Q: Where do you see the GoodWork Initiative going in the next few years? What is your vision for the future?
Mary Katherine: I would like the work that we have done on identifying psychology majors’ motivators and challenges to academic good work to continue informing curricular and extracurricular programmatic developments in our department. Our first attempts at studying these motivators and challenges have left us with more questions than answers and a program of research for years to come. In addition, any programs that are designed and implemented as a result of these data would require assessment over the long term. Ultimately, I can imagine sharing our research methodology (measures, procedures, coding rubrics), findings, and research-informed developments with other departments at the University.
I also am in the process of taking the message of Good Work into the community vis-à-vis elementary school and middle school-based programming.
Jennifer: After spending the past few years researching factors that motivate and challenge Psychology majors’ pursuit of Good Work, I think we will move our focus outward to the campus community again.
Q: What makes the concept of “Good Work” attractive to an institution of higher education like Bloomsburg University?

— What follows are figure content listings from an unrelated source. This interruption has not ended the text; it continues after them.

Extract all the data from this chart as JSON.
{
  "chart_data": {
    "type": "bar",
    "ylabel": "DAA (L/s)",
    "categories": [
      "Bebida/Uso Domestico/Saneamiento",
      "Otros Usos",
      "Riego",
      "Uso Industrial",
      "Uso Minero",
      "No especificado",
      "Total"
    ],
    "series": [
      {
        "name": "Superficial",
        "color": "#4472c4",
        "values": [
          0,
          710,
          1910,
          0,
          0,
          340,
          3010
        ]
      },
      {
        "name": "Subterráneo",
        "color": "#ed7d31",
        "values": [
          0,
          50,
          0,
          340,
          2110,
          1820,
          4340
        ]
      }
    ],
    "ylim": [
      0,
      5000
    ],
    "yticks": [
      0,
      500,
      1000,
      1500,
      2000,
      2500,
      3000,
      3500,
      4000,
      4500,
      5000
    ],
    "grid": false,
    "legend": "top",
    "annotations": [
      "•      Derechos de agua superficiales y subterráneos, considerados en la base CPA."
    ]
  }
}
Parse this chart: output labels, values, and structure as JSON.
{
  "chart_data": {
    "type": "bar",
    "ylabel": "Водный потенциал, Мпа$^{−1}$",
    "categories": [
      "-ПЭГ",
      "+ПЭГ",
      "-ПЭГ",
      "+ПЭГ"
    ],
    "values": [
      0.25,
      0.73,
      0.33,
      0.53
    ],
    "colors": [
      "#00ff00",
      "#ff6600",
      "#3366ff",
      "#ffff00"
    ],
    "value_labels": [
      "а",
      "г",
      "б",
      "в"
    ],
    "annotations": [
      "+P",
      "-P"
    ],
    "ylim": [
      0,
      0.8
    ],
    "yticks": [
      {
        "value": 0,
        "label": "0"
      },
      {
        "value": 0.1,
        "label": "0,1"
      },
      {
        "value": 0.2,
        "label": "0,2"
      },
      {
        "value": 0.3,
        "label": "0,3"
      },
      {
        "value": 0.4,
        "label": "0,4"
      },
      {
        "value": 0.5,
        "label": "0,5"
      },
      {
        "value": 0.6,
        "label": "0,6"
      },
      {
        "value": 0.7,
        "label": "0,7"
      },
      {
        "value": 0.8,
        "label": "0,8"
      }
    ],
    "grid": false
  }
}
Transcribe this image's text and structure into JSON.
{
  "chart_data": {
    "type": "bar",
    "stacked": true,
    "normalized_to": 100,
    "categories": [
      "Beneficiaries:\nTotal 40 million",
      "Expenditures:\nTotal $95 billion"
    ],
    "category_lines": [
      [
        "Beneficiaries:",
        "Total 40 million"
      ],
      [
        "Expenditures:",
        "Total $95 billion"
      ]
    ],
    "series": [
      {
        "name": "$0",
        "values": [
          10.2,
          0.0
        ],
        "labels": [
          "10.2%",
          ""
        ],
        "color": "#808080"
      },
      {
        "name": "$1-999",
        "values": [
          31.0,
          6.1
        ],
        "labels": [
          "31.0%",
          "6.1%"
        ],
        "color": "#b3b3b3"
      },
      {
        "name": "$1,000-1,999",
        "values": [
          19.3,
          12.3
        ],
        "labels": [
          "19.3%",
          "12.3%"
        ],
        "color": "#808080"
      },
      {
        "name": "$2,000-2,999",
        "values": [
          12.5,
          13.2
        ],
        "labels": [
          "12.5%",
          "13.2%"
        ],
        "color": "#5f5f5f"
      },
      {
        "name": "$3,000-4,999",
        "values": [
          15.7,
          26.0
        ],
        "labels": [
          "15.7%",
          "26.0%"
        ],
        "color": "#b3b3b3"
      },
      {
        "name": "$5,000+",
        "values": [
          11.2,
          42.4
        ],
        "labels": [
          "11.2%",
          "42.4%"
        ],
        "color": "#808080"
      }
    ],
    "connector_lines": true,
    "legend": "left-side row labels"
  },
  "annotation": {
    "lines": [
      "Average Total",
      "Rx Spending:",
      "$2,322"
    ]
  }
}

Mary Katherine: In my opinion, the Good Work model is attractive because of its versatility. Whether a student subscribes to the transactional mission of higher education (i.e. prepare for the workplace) or the transformative mission of higher education (i.e. personal/civic development), the message of Good Work is relevant to and congruent with their goal of obtaining a baccalaureate degree.
I also think the concept of Good Work is attractive insofar as it helps students to more fully appreciate the expectations of the University’s constituents. That is, students who are admitted to Bloomsburg University have been “stamped for success” by all those who contribute to the operations of the institution. The Good Work message conveys to students that they are expected to work hard… not to obtain incentives, but to gain expertise and, with it, credibility. They are expected to make good choices… not to avoid trouble, but to elevate others. They are expected to get involved… not for a line on the resume, but to achieve a sense of fulfillment that comes with doing what you do best every day. Just as our students have every reason to believe that faculty, staff, and administrators are committed to pursuing Good Work, the University’s constituents have every right to expect that students will pursue Good Work for the good of the Good.
Q: What advice might you offer someone who might be interested in starting a similar initiative at their institution?
Mary Katherine: A bottoms-up approach (department-level) seems to be more manageable, productive, and fulfilling.
Jennifer: Find a small group of committed people to work with. Find high impact ways to reach as broad an audience as possible.